Gaming As Parents

Or: Why Twitter Won Me Over When I Had a Newborn

Living in the Shadow of the Past

Seppo and I are, first and foremost, parents of two wonderful small children. Our lives are filled with joy and surprises. For instance, today, I got covered in about a pint of projectile vomit. That would go under surprises.

But back to the point: our lives are filled to capacity.

I used to have a lot of "me" time when we didn't have kids. We also had, as a couple, a lot of "us" time. We could have a long day at work but still enjoy a few hours to ourselves and decompress with video games, movies, and books. If we were feeling particularly ambitious, we'd go out to dinner and/or a late night coffee. We don't have these luxuries anymore, and I'd be 1) lying and 2) not human if I didn't miss them even a little bit. But it wasn't just the time, but the mental space to know I could do whatever I wanted to.

We grew up loving games. But it seemed like parenting & gaming just didn’t mix. Who had hours & hours to learn new control schemes & mechanics and to build up your stats to something even remotely useful?

Sound familiar?

I wish I could just add hours to the day, but we haven't found a way to do that... yet! Despite this huge failing, we still have figured out how to connect and relax, just not in our old ways.

Back when I was at home on maternity leave with my first son, I was a fairly new iPhone user, and not a huge user of twitter and Facebook. But during my leave, I became a prolific, constant user, because when I was alone at home with the baby, rocking him for hours a day, I was still able to be with my friends and have conversations with them, keep up with their lives, get advice & support, and generally feel like I wasn't so alone. I didn't have time to blog anymore, something I used to do regularly before having children, but I had time to tap out a 140-character tweet. I could do this because I didn't need to book special time away from my baby but could do it while he was dozing in my arms.

I wasn't alone. I was still connecting with my friends. This was a genuine lifeline I felt in my life at a time when I really needed it.

And now we play different kinds of games, mostly on our phones or tablets. Even if one of us is spending 1.5 hours in one of our kids' rooms, trying to put him to sleep, we can play a game together, taking turns in the dark. We can celebrate big blowouts and razor's-edge wins that we had during the day even when we were not in the same room. Internet victory dance!

These are not complex, huge, world-building games. These aren't not fully-immersive, hours-long experiences.
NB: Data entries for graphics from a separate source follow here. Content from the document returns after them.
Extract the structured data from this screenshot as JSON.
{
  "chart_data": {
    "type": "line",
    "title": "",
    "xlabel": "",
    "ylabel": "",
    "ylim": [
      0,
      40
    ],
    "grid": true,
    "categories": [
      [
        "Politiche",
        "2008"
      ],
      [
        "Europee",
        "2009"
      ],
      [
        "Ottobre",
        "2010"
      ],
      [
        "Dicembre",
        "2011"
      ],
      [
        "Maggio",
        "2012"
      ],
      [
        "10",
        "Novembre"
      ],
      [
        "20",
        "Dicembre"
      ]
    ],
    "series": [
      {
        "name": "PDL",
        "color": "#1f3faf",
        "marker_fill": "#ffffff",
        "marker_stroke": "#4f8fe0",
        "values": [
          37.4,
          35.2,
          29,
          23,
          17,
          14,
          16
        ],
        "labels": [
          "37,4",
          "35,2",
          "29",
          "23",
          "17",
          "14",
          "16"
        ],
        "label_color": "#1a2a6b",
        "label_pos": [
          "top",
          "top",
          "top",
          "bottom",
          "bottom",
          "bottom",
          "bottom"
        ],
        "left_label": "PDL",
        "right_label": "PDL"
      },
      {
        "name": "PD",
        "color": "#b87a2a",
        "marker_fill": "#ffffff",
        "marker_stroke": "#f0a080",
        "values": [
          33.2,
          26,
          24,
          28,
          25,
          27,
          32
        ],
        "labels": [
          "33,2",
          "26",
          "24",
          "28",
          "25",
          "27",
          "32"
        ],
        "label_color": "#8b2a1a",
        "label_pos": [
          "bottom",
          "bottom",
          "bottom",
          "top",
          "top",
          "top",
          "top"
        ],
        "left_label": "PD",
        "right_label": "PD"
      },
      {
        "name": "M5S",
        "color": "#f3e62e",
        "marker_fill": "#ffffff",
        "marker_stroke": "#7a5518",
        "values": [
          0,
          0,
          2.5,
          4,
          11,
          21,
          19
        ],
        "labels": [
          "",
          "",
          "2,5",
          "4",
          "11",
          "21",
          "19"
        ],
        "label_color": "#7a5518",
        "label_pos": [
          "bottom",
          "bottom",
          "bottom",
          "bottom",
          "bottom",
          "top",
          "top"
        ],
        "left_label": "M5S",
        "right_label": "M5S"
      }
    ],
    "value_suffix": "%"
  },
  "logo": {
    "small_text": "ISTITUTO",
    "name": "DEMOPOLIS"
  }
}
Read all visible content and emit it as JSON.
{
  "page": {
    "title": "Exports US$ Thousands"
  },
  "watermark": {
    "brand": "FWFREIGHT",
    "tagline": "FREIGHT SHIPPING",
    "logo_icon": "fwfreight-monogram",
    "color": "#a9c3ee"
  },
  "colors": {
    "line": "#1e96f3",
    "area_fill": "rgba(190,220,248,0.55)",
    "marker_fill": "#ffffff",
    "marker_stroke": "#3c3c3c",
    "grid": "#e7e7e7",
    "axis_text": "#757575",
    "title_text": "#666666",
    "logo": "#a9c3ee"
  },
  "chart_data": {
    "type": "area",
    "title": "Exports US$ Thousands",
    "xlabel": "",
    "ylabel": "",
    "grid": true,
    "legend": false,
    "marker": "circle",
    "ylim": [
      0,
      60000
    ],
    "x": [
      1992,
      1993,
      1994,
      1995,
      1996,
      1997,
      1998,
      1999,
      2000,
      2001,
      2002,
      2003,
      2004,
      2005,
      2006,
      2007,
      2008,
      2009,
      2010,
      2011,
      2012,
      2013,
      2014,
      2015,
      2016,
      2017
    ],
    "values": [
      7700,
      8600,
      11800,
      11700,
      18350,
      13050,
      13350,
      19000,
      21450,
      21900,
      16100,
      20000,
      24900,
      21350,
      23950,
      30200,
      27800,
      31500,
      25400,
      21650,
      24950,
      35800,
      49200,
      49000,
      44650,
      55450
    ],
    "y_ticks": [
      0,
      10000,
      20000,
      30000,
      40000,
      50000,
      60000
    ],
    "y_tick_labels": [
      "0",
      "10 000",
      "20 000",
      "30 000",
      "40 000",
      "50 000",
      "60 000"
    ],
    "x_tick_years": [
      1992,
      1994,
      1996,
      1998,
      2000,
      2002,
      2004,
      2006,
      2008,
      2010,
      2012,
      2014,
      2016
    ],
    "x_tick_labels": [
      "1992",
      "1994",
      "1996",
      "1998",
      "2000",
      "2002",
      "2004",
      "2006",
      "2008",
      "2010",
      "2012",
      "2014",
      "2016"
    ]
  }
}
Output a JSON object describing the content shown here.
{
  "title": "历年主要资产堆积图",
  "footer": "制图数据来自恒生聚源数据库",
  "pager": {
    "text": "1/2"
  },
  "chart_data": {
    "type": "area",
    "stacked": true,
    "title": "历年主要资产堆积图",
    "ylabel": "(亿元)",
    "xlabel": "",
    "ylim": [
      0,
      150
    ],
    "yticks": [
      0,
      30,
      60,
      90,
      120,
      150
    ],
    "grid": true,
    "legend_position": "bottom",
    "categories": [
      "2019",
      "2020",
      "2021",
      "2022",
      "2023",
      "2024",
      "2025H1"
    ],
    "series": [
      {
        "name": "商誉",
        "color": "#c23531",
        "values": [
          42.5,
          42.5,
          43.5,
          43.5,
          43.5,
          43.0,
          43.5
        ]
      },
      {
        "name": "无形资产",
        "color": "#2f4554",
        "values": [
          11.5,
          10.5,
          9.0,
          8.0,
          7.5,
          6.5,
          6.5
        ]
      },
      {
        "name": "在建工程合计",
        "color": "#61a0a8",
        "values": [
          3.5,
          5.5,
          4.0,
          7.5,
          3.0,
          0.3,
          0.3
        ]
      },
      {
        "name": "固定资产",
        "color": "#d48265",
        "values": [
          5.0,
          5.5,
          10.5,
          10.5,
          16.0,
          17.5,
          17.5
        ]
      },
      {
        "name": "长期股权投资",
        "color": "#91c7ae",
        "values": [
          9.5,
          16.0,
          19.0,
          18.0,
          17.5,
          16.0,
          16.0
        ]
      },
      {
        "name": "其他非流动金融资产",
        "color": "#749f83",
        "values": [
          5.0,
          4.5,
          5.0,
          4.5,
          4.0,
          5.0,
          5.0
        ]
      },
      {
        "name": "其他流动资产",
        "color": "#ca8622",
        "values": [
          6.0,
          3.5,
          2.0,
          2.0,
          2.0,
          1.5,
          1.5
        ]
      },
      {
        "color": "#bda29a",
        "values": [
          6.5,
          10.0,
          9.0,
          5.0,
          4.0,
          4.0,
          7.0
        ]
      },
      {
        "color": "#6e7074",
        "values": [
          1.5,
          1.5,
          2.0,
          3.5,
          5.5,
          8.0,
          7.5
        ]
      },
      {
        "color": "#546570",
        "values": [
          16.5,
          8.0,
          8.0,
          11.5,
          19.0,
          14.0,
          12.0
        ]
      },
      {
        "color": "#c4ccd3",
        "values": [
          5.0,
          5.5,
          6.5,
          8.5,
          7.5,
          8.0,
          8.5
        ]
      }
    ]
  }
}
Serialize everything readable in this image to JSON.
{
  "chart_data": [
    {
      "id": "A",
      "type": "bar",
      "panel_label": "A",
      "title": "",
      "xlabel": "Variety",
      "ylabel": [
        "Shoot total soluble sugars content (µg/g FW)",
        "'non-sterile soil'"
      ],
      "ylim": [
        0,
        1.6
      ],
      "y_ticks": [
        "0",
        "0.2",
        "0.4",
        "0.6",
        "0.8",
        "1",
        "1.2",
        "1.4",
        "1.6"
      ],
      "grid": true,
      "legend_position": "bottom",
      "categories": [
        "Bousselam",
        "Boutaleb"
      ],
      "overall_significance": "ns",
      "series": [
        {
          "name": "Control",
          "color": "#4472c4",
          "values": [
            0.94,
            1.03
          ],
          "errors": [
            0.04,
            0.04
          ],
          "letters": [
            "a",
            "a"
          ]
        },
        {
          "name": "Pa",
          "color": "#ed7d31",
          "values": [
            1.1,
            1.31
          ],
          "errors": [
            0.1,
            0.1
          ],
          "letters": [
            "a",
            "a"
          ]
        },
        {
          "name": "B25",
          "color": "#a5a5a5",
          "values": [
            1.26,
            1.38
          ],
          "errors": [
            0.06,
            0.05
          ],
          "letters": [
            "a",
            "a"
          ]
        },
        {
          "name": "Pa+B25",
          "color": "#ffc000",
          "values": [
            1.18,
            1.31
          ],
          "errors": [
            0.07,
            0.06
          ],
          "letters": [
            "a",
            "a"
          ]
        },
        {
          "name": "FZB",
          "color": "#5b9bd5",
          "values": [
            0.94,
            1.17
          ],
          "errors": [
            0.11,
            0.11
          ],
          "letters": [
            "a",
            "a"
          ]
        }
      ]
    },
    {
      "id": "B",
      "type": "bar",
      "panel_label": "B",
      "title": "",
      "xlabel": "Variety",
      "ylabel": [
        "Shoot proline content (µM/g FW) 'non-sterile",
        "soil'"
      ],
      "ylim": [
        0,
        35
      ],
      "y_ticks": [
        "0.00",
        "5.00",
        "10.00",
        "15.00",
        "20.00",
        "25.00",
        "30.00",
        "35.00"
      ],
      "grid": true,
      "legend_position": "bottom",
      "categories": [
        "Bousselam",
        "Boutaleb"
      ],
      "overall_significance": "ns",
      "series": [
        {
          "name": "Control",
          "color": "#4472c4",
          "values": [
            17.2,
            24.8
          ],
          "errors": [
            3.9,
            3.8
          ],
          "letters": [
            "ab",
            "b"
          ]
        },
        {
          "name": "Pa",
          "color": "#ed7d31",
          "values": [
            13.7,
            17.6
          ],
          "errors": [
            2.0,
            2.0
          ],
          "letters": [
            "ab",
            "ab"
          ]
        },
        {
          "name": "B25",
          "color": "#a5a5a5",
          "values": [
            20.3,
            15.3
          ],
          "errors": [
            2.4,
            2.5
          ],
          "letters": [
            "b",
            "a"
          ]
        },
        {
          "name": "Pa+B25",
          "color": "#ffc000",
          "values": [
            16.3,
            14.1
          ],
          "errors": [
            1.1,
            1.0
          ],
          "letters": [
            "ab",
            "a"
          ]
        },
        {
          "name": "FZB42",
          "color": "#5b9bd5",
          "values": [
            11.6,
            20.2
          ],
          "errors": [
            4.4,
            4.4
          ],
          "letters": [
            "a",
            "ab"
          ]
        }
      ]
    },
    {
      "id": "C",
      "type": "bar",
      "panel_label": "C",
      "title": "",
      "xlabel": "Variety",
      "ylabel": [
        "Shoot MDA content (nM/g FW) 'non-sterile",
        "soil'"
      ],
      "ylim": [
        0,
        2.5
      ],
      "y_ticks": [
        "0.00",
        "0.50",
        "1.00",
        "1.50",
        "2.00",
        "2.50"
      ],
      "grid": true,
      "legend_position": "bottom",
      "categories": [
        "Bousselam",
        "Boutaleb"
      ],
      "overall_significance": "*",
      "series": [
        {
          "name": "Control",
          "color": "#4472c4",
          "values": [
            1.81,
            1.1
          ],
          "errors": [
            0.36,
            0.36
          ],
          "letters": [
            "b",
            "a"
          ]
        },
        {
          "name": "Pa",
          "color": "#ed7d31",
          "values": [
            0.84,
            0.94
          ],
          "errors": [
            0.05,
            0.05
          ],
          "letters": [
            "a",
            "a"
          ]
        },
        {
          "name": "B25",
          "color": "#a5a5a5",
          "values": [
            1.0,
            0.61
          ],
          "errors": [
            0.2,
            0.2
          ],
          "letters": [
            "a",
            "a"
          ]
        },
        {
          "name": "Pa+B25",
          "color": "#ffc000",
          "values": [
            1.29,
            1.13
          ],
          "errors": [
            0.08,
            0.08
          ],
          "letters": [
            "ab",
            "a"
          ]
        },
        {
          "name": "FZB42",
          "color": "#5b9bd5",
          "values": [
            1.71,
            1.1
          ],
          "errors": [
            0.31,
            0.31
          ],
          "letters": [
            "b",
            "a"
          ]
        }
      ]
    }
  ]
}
These games we play together now are more like twitter than blogging: short exchanges rather than lengthy alone time. What they let us do is replace the tiny, seemingly useless gaps in our time with fun: time that we'd have spent waiting in line, waiting for kids to fall asleep deeply enough for us to sneak out, waiting to pick up the car from the shop, time that always seemed too short for anything meaningful in the past.

Yet these small, mobile, connected games give Seppo and me a way to enjoy new shared experiences even when we can't be in the same room at the same time, even when we can't block out hours to go see a movie. There is a difference between just reviewing our days versus living our days together, a difference between sharing our thoughts and sharing our actions. On limited time, these games give us a much needed dose of fun -- together.

This is the kind of game we want to build: one that will fill the tiny gaps in your life with shared delight and new memories, one that you won't have to clear your schedule for.